Vaiolo, problema circoscritto: "Prematuro parlare di vaccini"

Accertato il quarto caso in Italia (nessuno in Piemonte). Allarme dell'Oms. L'infettivologo Di Perri: "Non è il caso di immaginare una campagna di immunizzazione. I numeri dovrebbero rimanere bassi". Il cluster delle Canarie, ma l'origine è nell'Africa occidentale

“Non credo oggi si debba parlare di vaccinazione antivaiolo per gli italiani”. È un approccio che non lesina la necessaria attenzione, ma nel contempo è improntato a una cautela verso corse in avanti quello del professor Giovanni Di Perri rispetto ai casi di vaiolo delle scimmie per cui l’Organizzazione mondiale della sanità ha lanciato l’allarme.

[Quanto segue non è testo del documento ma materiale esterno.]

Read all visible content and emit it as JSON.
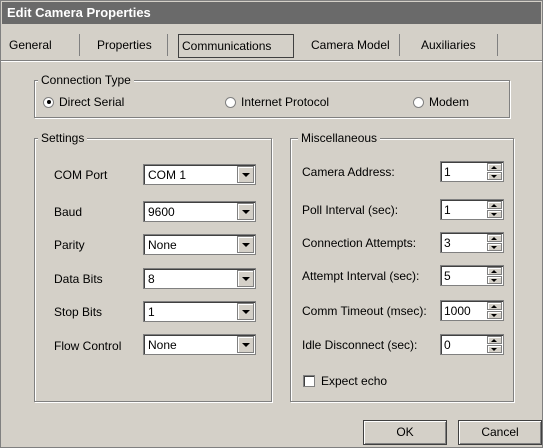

“Quella dei casi umani del vaiolo delle scimmie è una situazione ancora da completare con chiarezza – spiega il direttore di Malattie infettive dell’Amedeo di Savoia di Torino –. Queste fughe di infezioni umane ci sono state e ce ne saranno, ma sono state sempre limitate perché non è una infezione che si trasmette così facilmente, il vaiolo delle scimmie è infatti 20 volte meno trasmissibile rispetto al Covid”.

Per l’infettivologo, relatore a un convegno ospitato dal Senato sul Coronavirus, “l'Oms giustamente deve dare l'allarme per sensibilizzare al problema chi può essere stato a rischio di contagio”. Un allarme che giunge quando “al momento non ci sono decessi da questa importazione del virus delle scimmie in Europa e la mortalità associata al ceppo in causa, che è quello dell'West Africa, è al massimo dell'1%”. 

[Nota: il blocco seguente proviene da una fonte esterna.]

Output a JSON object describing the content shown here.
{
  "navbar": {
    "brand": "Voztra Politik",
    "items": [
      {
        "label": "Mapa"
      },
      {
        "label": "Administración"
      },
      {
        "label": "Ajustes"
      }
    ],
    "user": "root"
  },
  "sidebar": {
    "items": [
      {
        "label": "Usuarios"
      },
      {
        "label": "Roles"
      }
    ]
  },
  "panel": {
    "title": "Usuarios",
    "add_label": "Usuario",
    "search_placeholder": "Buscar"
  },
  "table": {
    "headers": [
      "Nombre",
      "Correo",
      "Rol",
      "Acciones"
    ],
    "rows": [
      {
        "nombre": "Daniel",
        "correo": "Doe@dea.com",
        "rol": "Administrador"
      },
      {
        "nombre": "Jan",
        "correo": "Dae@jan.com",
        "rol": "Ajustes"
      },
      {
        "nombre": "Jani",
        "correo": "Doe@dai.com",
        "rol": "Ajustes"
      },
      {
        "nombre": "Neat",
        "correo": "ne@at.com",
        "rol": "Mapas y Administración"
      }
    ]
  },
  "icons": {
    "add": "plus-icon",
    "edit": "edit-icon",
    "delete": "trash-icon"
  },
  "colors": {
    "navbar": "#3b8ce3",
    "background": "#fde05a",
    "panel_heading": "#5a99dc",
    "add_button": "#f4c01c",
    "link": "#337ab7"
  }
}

Di Perri osserva, inoltre, come “la protezione dalla vaccinazione antivaiolosa che fu interrotta in Italia nel 1981, è intorno all'85%, dunque è una malattia autolimitante. Se non ci sono elementi nuovi sul fatto che ci possa essere stata una mutazione, e al momento non mi sembra, credo che il problema dovrebbe rimanere limitato”. Insomma, “il campanello d'allarme deve esserci, ma non ci sarà una epidemia come Sars-Cov-2”.

In Italia ad oggi i casi segnalati sono quattro e anche l’ultimo riconduce alla zona delle Canarie, dove si è sviluppato un cluster del virus. “Per qualche motivo dal West-Africa il virus attraverso dei viaggiatori si è trasferito proprio lì alle Canarie dove c'è stato un incontro complessivo di molte persone dell'area del turismo omosessuale e che poi hanno fatto ritorno nei nostri paesi”, spiega il primario dell’Amedeo di Savoia. Il quale porta un’esperienza diretta e recente: “Ero a Londra sabato scorso e mi sono reso conto del problema da questo punto di vista: evidentemente le modalità di contatto sono più strette e quello che poteva essere un dissolversi del tutto in poco tempo ha subìto invece il rilancio che stiamo vedendo”.

Sulla possibile diffusione del virus, Di Perri è piuttosto ottimista: “Credo, vista anche la reattività dei sistemi di sorveglianza a livello mondiale, che non dovrebbe andare oltre una numerosità circoscritta e non oltre i prossimi 10 giorni”.